Arconic Corp., headquartered in Pittsburgh, says its board of directors has approved several measures designed to further mitigate COVID-19-related impacts on the company.

These mitigating actions will continue until market conditions warrant and are estimated to reduce operating costs by approximately $150 million on an annualized run-rate basis, according to the company. These actions combined with capital reductions of $50 million, or 30 percent, are designed to improve Arconic’s financial profile by $200 million:

  • The CEO’s salary and the board of directors’ annual cash retainer will be reduced by 30 percent.
  • Senior-level management will incur a 20 percent salary reduction and all other salaried employees will incur a 10 percent salary reduction.
  • Salaried workforce has been reduced by 10 percent.
  • Its Tennessee and New York facilities have been idled to adjust to reduced demand. Arconic’s Massena, New York, plant produces aluminum extrusions, including cold-drawn rod and bar, extruded forge stock and extruded rod and barm, while its Alcoa, Tennessee, plant produces aluminum rolled products for the automotive and industrial and commercial transportation markets.
  • All other U.S.-based rolling and extrusion facilities have decreased production and operate with a reduced labor force through shortened work weeks, shift reductions, layoffs and the elimination of temporary workers and contractors.
  • All rolling mill facilities in Europe, China and Russia have modified schedules, adjusted work hours, lowed costs and delayed raises.
  • The 401(k) match program has been suspended for salaried employees.

“The board supports management’s plan to swiftly and actively mitigate the impact from COVID-19,” says Frederick Henderson, Arconic board chairman. “We are taking these actions as well as others as necessary to preserve our financial strength for the long-term benefit of all of our key stakeholders.”
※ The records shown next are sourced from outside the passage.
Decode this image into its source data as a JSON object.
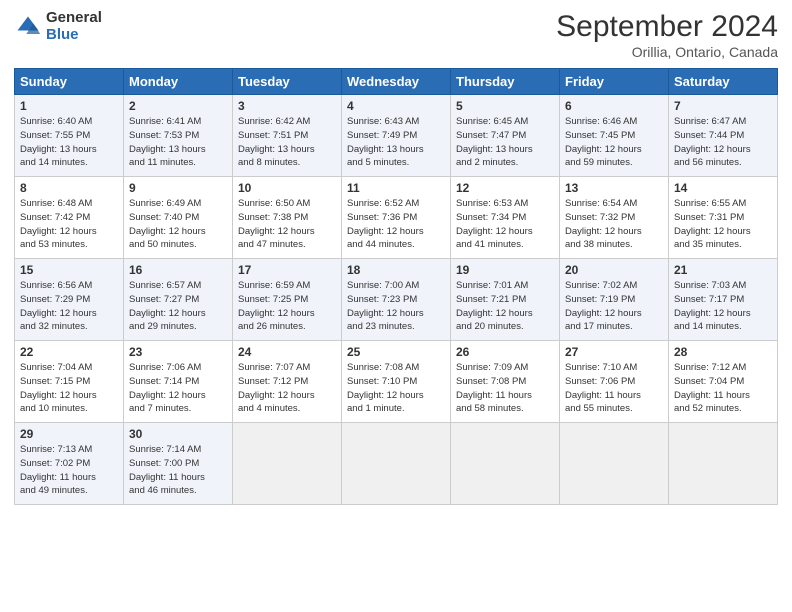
{
  "header": {
    "logo_general": "General",
    "logo_blue": "Blue",
    "month_title": "September 2024",
    "subtitle": "Orillia, Ontario, Canada"
  },
  "columns": [
    "Sunday",
    "Monday",
    "Tuesday",
    "Wednesday",
    "Thursday",
    "Friday",
    "Saturday"
  ],
  "weeks": [
    [
      {
        "day": "1",
        "info": "Sunrise: 6:40 AM\nSunset: 7:55 PM\nDaylight: 13 hours\nand 14 minutes."
      },
      {
        "day": "2",
        "info": "Sunrise: 6:41 AM\nSunset: 7:53 PM\nDaylight: 13 hours\nand 11 minutes."
      },
      {
        "day": "3",
        "info": "Sunrise: 6:42 AM\nSunset: 7:51 PM\nDaylight: 13 hours\nand 8 minutes."
      },
      {
        "day": "4",
        "info": "Sunrise: 6:43 AM\nSunset: 7:49 PM\nDaylight: 13 hours\nand 5 minutes."
      },
      {
        "day": "5",
        "info": "Sunrise: 6:45 AM\nSunset: 7:47 PM\nDaylight: 13 hours\nand 2 minutes."
      },
      {
        "day": "6",
        "info": "Sunrise: 6:46 AM\nSunset: 7:45 PM\nDaylight: 12 hours\nand 59 minutes."
      },
      {
        "day": "7",
        "info": "Sunrise: 6:47 AM\nSunset: 7:44 PM\nDaylight: 12 hours\nand 56 minutes."
      }
    ],
    [
      {
        "day": "8",
        "info": "Sunrise: 6:48 AM\nSunset: 7:42 PM\nDaylight: 12 hours\nand 53 minutes."
      },
      {
        "day": "9",
        "info": "Sunrise: 6:49 AM\nSunset: 7:40 PM\nDaylight: 12 hours\nand 50 minutes."
      },
      {
        "day": "10",
        "info": "Sunrise: 6:50 AM\nSunset: 7:38 PM\nDaylight: 12 hours\nand 47 minutes."
      },
      {
        "day": "11",
        "info": "Sunrise: 6:52 AM\nSunset: 7:36 PM\nDaylight: 12 hours\nand 44 minutes."
      },
      {
        "day": "12",
        "info": "Sunrise: 6:53 AM\nSunset: 7:34 PM\nDaylight: 12 hours\nand 41 minutes."
      },
      {
        "day": "13",
        "info": "Sunrise: 6:54 AM\nSunset: 7:32 PM\nDaylight: 12 hours\nand 38 minutes."
      },
      {
        "day": "14",
        "info": "Sunrise: 6:55 AM\nSunset: 7:31 PM\nDaylight: 12 hours\nand 35 minutes."
      }
    ],
    [
      {
        "day": "15",
        "info": "Sunrise: 6:56 AM\nSunset: 7:29 PM\nDaylight: 12 hours\nand 32 minutes."
      },
      {
        "day": "16",
        "info": "Sunrise: 6:57 AM\nSunset: 7:27 PM\nDaylight: 12 hours\nand 29 minutes."
      },
      {
        "day": "17",
        "info": "Sunrise: 6:59 AM\nSunset: 7:25 PM\nDaylight: 12 hours\nand 26 minutes."
      },
      {
        "day": "18",
        "info": "Sunrise: 7:00 AM\nSunset: 7:23 PM\nDaylight: 12 hours\nand 23 minutes."
      },
      {
        "day": "19",
        "info": "Sunrise: 7:01 AM\nSunset: 7:21 PM\nDaylight: 12 hours\nand 20 minutes."
      },
      {
        "day": "20",
        "info": "Sunrise: 7:02 AM\nSunset: 7:19 PM\nDaylight: 12 hours\nand 17 minutes."
      },
      {
        "day": "21",
        "info": "Sunrise: 7:03 AM\nSunset: 7:17 PM\nDaylight: 12 hours\nand 14 minutes."
      }
    ],
    [
      {
        "day": "22",
        "info": "Sunrise: 7:04 AM\nSunset: 7:15 PM\nDaylight: 12 hours\nand 10 minutes."
      },
      {
        "day": "23",
        "info": "Sunrise: 7:06 AM\nSunset: 7:14 PM\nDaylight: 12 hours\nand 7 minutes."
      },
      {
        "day": "24",
        "info": "Sunrise: 7:07 AM\nSunset: 7:12 PM\nDaylight: 12 hours\nand 4 minutes."
      },
      {
        "day": "25",
        "info": "Sunrise: 7:08 AM\nSunset: 7:10 PM\nDaylight: 12 hours\nand 1 minute."
      },
      {
        "day": "26",
        "info": "Sunrise: 7:09 AM\nSunset: 7:08 PM\nDaylight: 11 hours\nand 58 minutes."
      },
      {
        "day": "27",
        "info": "Sunrise: 7:10 AM\nSunset: 7:06 PM\nDaylight: 11 hours\nand 55 minutes."
      },
      {
        "day": "28",
        "info": "Sunrise: 7:12 AM\nSunset: 7:04 PM\nDaylight: 11 hours\nand 52 minutes."
      }
    ],
    [
      {
        "day": "29",
        "info": "Sunrise: 7:13 AM\nSunset: 7:02 PM\nDaylight: 11 hours\nand 49 minutes."
      },
      {
        "day": "30",
        "info": "Sunrise: 7:14 AM\nSunset: 7:00 PM\nDaylight: 11 hours\nand 46 minutes."
      },
      {
        "day": "",
        "info": ""
      },
      {
        "day": "",
        "info": ""
      },
      {
        "day": "",
        "info": ""
      },
      {
        "day": "",
        "info": ""
      },
      {
        "day": "",
        "info": ""
      }
    ]
  ]
}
Novelis closes Aleris acquisition

Atlanta-based Novelis Inc. says it has closed on its acquisition of Ohio-based rolled and secondary aluminum producer Aleris. Regulators in the European Union gave the green light in early April to an acquisition that was originally announced in July 2018.

Aleris operations are likely to be merged into those of Novelis, which itself is part of India-based Hindalco Industries Ltd. Hindalco, in turn, is part of the Mumbai-based conglomerate the Aditya Birla Group.

“The Aleris deal marks a major milestone for Novelis on its path to global leadership,” states Kumar Mangalam Birla, chair of Aditya Birla Group and Novelis. “The closure of this deal amidst challenging market conditions reflects our conviction in the Aleris business and its value to our metals portfolio.

“The Aleris deal crucially enables the further diversification of our metals portfolio into other premium market segments, most notably aerospace,” Birla continues. “At the same time, with this further expansion in our aluminum portfolio, we have taken a decisive step towards a more sustainable future.”

Novelis acquires Aleris’ 13 plants. Most plants are in North America, along with an aluminum rolling mill in the Jiangsu province in China and an aluminum casting facility in Germany. To satisfy regulatory conditions, Novelis has been required to divest itself of the Aleris plants in Lewisport, Kentucky, and in Duffel, Belgium.

The Belgium facility is tentatively headed to the Alvance aluminum production business unit of Liberty House Group, which is a part of the London-based GFG Alliance. There is not yet a reported buyer for the Lewisport aluminum auto sheet mill.

The transaction purchase price of $2.8 billion consists of $775 million for the equity value, as well as approximately $2 billion for the assumption or extinguishment of Aleris’ current outstanding debt and a $50 million earn-out payment, according to Novelis.